Below is an overview of the achievements to date:

• May 2006: ISO releases first SAM processes standards – ISO/IEC 19770 Part 1 – Processes.
• October 2007: Extensive industry survey by ISO to understand market needs for SAM standards.
• March 2008: ISO receives submissions proposing stages for evolutionary adoption of SAM.
• May 2008: Berlin meeting of ISO/IEC Working Group 21 (ISO/IEC JTC 1/SC 7/WG 21). When the results were released, they showed strong market demand for Tiers.
• May 2009: Hyderabad meeting of Working Group 21 (ISO reference as above) gave:
  • agreement to base stages upon submitted and tested tiers
  • agreement to base draft staged SAM standard on processes and format of 19770 Part 1.
• October 2009: Reading (UK) ISO/IEC Working Group for SAM (ISO/IEC JTC 1/SC 7/WG 21) created an Other Working Group (OWG):
  • It was to develop the ISO/IEC 19770-4 standard with the goal to agree its normative text at the Niigata Plenary.
  • David Phillips, of SAM leaders, was appointed as the convener of the (formerly designated 19770-4) Staged SAM OWG.
  • The OWG convened with 12 SAM industry professionals in attendance.
• February 2010: New work item for Part 4 is circulated by ISO for worldwide member-body voting.
• April 2010: New work item is passed for worldwide member-body voting.
• September 2010: Acting on the supporting resolution of the ISO/IEC Technical Committee on Software and Systems Engineering (ISO/IEC JTC1/SC7), work is completed on a revision of the 19770-1:2006 standard, as described above.

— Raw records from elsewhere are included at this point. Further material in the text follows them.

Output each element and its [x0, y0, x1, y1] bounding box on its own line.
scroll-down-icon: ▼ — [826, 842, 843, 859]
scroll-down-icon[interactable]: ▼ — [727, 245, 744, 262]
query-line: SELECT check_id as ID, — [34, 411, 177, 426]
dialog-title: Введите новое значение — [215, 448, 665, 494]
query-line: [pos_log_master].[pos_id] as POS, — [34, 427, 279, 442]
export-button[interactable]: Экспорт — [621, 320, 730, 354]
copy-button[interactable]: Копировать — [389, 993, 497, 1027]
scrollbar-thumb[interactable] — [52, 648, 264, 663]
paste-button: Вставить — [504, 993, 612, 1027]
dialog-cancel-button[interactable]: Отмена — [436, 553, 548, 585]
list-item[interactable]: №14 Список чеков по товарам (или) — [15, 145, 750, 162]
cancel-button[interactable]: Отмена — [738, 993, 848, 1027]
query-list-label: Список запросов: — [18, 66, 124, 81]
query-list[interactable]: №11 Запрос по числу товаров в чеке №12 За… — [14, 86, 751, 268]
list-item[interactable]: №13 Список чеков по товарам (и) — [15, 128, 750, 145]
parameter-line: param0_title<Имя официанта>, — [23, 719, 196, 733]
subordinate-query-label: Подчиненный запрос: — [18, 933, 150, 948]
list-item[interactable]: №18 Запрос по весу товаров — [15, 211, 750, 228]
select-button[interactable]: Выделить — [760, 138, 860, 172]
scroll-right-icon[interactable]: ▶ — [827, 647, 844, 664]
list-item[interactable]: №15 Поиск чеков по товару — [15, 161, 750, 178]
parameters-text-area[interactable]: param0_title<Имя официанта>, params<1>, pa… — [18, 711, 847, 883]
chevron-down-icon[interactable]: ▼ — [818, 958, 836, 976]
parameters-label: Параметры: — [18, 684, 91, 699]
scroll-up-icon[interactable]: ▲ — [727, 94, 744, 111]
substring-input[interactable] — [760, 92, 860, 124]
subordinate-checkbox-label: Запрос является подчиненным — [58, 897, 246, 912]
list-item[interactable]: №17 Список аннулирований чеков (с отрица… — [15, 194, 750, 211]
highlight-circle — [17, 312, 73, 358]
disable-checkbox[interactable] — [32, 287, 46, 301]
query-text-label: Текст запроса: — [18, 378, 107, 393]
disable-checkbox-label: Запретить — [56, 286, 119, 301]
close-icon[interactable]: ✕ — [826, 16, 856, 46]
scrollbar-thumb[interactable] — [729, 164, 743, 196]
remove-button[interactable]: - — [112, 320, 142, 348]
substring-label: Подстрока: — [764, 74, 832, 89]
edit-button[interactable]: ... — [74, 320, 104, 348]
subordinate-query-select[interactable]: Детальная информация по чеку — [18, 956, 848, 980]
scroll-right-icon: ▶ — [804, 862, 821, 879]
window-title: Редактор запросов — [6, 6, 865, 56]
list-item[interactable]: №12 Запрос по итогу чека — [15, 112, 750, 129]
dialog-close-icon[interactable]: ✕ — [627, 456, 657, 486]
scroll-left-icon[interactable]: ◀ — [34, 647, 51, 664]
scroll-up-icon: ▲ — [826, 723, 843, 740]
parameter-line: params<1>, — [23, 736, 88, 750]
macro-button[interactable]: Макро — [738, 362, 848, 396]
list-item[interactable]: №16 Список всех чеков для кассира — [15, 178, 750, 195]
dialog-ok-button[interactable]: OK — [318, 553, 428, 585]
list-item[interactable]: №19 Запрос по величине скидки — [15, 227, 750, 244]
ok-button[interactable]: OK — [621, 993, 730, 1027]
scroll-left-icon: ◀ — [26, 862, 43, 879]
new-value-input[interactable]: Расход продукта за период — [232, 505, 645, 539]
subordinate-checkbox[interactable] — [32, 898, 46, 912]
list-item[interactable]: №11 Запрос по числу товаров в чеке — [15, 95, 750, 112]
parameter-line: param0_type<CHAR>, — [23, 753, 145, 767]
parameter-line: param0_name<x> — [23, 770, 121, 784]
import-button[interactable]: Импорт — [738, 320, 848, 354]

The OWG successfully submitted all working document materials on time to SC7 Interim meeting in Gaithersburg MD, USA in November 2010. The next step is a CD-ROM release of the standards document and several annexes providing guidance requested in industry trials.

More recently, as part of the evangelism of ISO/IEC 19770-1, the first tiered document, which is the revision of the original standard, has been circulated for review by Working Group 21. The revision work has been led by ISO/IEC JTC1/SC7/WG21 Convener, David Bicket, and a group that is drawn upon from all over the world.

A good place to see the latest status of this work is at www.19770.org/.